Gold prices have demonstrated a significant upward trajectory, recently trading around $3,300 per ounce after reaching $3,415.57 on May 5th, driven by investor concerns over escalating U.S. government debt, subdued demand for long-term treasury bonds, and a weakening U.S. dollar. The World Gold Council projects this bullish trend will persist due to an impending demand-supply imbalance, stemming from a scarcity of new gold deposits, sustained purchasing by central banks in emerging economies, and increasing industrial applications in energy, healthcare, and technology. Further tailwinds include potential interest rate cuts by global central banks, which typically benefit non-income-bearing assets like gold, and ongoing geopolitical tensions enhancing its safe-haven appeal. Notably, investment banks such as Goldman Sachs and JP Morgan forecast gold prices could reach $4,000 per ounce by 2026. Several gold mining companies are highlighted as well-positioned to capitalize on this environment, all sporting a Zacks Rank #1 (Strong Buy). Franco-Nevada (FNV) is expected to see revenue and earnings growth of 31.5% and 29.9% respectively for the current year, driven by streaming agreements and cost management, despite production halts in Cobre Panama; its consensus earnings estimate improved 0.7% recently.

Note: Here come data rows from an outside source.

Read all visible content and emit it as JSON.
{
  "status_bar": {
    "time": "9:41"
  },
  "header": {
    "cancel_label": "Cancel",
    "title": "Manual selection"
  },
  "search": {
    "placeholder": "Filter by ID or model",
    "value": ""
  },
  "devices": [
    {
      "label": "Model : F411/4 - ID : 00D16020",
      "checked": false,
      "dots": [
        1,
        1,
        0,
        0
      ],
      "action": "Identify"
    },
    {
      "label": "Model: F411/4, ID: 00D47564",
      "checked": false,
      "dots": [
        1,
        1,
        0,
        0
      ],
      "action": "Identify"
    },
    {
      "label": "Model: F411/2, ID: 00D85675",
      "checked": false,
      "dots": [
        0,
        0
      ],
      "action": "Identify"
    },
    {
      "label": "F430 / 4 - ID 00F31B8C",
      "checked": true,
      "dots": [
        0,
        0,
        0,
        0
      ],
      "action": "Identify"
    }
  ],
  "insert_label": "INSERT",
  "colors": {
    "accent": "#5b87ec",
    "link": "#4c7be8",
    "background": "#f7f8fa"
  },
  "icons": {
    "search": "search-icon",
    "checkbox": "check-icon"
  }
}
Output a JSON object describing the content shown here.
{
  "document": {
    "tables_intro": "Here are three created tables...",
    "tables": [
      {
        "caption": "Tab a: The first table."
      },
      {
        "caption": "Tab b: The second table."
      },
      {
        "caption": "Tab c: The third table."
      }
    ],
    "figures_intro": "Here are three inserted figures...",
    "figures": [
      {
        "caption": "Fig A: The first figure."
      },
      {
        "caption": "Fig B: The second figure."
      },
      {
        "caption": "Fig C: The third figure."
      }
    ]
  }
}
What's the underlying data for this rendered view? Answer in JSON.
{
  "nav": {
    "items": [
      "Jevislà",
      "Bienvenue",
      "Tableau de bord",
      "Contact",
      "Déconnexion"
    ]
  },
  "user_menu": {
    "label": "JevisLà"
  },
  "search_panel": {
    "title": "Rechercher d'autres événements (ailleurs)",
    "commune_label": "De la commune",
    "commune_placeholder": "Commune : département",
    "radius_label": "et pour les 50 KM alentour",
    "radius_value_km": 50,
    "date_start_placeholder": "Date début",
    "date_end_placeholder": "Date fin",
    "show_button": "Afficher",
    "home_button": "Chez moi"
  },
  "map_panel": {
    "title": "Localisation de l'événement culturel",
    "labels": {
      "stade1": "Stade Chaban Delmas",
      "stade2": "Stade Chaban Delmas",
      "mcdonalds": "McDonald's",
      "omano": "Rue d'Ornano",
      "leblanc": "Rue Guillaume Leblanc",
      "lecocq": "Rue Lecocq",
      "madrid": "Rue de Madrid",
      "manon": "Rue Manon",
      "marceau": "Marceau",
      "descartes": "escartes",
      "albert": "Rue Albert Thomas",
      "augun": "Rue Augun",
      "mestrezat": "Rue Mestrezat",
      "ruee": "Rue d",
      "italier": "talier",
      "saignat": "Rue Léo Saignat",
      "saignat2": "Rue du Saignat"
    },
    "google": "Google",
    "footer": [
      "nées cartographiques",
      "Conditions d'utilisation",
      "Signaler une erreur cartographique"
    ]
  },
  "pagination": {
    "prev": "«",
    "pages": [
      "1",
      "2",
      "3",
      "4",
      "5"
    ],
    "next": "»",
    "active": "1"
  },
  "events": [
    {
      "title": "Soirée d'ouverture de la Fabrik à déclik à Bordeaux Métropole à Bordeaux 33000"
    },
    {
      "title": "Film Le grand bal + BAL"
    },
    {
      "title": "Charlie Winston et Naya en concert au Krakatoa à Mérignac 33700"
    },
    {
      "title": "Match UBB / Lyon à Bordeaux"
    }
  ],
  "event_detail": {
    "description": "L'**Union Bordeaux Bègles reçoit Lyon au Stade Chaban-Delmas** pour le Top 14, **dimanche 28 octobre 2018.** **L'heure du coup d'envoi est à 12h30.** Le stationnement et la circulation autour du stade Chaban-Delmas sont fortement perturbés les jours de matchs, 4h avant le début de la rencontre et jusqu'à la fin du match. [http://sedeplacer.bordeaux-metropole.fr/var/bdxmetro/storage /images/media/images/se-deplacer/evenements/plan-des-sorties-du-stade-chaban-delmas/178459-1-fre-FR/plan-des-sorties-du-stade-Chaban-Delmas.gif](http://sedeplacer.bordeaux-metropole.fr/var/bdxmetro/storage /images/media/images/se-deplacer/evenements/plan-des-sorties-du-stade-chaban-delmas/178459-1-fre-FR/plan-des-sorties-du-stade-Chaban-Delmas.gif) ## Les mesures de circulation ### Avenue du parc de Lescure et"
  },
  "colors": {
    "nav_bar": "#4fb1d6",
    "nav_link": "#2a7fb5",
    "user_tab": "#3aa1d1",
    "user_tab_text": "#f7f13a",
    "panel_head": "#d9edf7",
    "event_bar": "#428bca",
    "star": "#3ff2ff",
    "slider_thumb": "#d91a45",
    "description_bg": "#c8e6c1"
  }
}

Newmont Corporation (NEM) anticipates current-year revenue growth of 2% and earnings growth of 20.1%, supported by projects like Tanami expansion and the Ahafo North project (expected commercial production in H2 2025), with its earnings estimate up 1.2%. Kinross Gold (KGC) forecasts robust revenue and earnings growth of 15.3% and 63.2% respectively, benefiting from its Tasiast mine expansions and development projects like Manh Choh and Great Bear; its earnings estimate increased 1.8%. Royal Gold (RGLD) expects revenue growth of 24.1% and earnings growth of 35.2%, aided by strong streaming agreements and a debt-free balance sheet achieved after a $250 million repayment in 2024; its consensus estimate rose 4.4% over 30 days. Agnico Eagle Mines (AEM) projects revenue and earnings growth of 23% and 42.6% respectively, driven by project execution, strategic acquisitions including Kirkland Lake Gold, and prudent financial management; its earnings estimate improved by a significant 7.3% over the past 30 days.